Breaking this header bundle *should* be a bug though: tools will rely
on it. It's not critical interface in the same way that, say, open(2)
is, but the interface stability guarantee should nevertheless be
stronger than what debugfs provides.

> > > > We had close to 2-3 months of discussions now with various folks up until v5.
> > > > I am about to post v6 which is in line with Masahiro Yamada's expecations. In
> > > > that I will be dropping module building artifacts due to his module building
> > > > concerns and only include the headers.
> > >
> > > I've found some of the old discussion and read up on it. I think it
> > > was pretty quick at dismissing ideas for more robust implementations
> > > ("it needs squashfs-tools"), and had some narrow viewpoints (exporting
> > > a tarball is the least amount of kernel change, while adding
> > > complexity at the system/usage side).
> >
> > Honestly, that's kind of unfair to be quoting just a few points like
> > that. If I remember there were 100s of emails and many good view
> > points were brought up by many people. We have done the diligence in
> > the discussions of this over a period of time.
>
> That wasn't captured with the patch submission, and having people go
> find 100s of emails to figure out why your seemingly lacking solution
> is the best one available is not how you motivate getting your code
> into the kernel.
>
> > > I'd also like to clarify: I'm not opposed to the general idea of
> > > providing the needed headers with the kernel somehow. I just think
> > > it's worth spending effort making sure an interface for it that we'll
> > > need to live with forever is appropriately thought through and not
> > > rushed in, especially since we're likely to get substantial
> > > infrastructure on top of it quickly (eBPF and friends in particular).
> >
> > We have spent the time :) This seems like the best solution of all.
>
> That should be documented.
>
> > Greg KH and other maintainers are also supportive of it as can be seen
> > in other threads.
>
> I've found support for the desire to provide headers. If there's so
> much support for this solution, the number of Acks to the patch should
> have been higher.
>
> > We can consider an alternate proposal if it is
> > better, but I don't see any better one proposed at the moment.
>
> Really?

Joel's proposal is the simplest approach that solves the problem we're
trying to solve. The model you're proposing adds a lot of complexity,
and I'm not convinced that the complexity buys us anything.
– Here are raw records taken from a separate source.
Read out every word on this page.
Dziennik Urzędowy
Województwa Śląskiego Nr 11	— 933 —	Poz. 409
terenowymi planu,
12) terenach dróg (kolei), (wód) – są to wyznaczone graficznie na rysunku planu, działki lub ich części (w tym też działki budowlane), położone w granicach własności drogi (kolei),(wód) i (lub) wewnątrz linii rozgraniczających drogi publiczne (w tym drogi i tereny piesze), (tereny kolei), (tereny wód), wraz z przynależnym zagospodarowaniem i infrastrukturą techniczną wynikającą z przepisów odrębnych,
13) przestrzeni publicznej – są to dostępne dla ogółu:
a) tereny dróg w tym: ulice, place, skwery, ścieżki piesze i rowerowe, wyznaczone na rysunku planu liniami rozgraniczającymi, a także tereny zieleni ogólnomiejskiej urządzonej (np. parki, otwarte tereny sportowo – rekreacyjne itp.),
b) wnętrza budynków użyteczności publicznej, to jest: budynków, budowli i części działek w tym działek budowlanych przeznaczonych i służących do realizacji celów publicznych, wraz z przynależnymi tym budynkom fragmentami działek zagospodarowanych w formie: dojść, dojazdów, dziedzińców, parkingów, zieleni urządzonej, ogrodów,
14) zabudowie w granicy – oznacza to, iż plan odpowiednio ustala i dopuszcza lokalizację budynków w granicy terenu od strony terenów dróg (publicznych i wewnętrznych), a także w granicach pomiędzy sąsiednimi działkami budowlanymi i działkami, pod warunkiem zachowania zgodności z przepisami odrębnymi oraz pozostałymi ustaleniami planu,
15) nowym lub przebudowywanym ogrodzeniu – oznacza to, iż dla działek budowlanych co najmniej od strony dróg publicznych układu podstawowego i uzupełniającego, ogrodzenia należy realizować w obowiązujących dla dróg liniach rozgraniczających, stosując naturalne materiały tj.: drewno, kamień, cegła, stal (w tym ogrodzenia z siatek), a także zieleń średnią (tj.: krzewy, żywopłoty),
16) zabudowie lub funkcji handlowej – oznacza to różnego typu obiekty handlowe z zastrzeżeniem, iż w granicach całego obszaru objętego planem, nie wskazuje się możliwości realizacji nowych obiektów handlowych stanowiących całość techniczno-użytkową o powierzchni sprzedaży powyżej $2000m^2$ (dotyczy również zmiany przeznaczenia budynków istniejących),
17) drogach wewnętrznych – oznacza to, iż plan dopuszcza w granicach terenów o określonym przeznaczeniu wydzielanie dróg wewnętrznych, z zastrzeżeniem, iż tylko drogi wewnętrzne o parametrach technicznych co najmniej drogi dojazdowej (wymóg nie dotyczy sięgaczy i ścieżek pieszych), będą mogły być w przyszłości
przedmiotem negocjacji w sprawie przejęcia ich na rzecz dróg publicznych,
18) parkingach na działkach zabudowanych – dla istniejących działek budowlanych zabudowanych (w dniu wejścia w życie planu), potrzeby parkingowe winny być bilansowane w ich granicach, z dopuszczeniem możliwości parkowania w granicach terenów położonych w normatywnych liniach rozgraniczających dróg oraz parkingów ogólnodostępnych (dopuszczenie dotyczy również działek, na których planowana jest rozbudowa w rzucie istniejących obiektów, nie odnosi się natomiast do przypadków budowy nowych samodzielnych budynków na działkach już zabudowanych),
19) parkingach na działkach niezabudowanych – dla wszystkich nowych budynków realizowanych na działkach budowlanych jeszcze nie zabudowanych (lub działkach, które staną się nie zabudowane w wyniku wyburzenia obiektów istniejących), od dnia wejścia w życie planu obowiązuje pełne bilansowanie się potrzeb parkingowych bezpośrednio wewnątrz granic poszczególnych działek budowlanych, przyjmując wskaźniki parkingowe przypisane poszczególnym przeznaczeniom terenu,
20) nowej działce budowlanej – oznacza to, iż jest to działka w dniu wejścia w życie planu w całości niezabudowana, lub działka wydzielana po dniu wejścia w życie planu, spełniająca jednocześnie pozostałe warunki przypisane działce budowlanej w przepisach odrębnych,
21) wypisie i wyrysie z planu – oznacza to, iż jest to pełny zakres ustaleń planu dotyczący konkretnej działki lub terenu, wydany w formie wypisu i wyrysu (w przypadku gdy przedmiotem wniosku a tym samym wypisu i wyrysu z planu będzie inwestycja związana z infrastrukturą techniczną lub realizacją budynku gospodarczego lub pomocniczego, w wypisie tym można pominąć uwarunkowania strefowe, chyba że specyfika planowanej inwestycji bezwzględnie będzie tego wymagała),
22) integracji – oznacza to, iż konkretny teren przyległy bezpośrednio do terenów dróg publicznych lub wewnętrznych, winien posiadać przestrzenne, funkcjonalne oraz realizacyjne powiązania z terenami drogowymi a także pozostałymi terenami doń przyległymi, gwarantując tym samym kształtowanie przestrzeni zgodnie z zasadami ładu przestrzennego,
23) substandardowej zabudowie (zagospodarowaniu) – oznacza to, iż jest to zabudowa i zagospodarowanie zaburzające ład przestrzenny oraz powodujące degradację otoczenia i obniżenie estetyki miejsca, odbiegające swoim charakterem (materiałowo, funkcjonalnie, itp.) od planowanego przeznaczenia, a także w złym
> > - squashfs-tools requirement on the build really sucks
>
> Nah, this is a minor detail.

tar is ubiquitous. The squashfs tool isn't. Treating both dependencies
the same way is a false equivalence.

> > - cpio uncompressed to memory equally sucks because it consumes all
> > the memory uncompressed instead of reclaimable pages
>
> Only while mounted.
>
> > - decompressing into tmpfs will suck for Android because we don't use
> > disk-based swap and we run into the same cpio issue above. We use ZRAM
> > for compressed swap.
>
> See comments above about high water marks for memory consumption
> likely not moving much.
>
> > - debugfs is a non-option for Android
>
> Not my problem.

It's important to make interfaces that work for everyone. Robust eBPF
use should be possible without debugfs.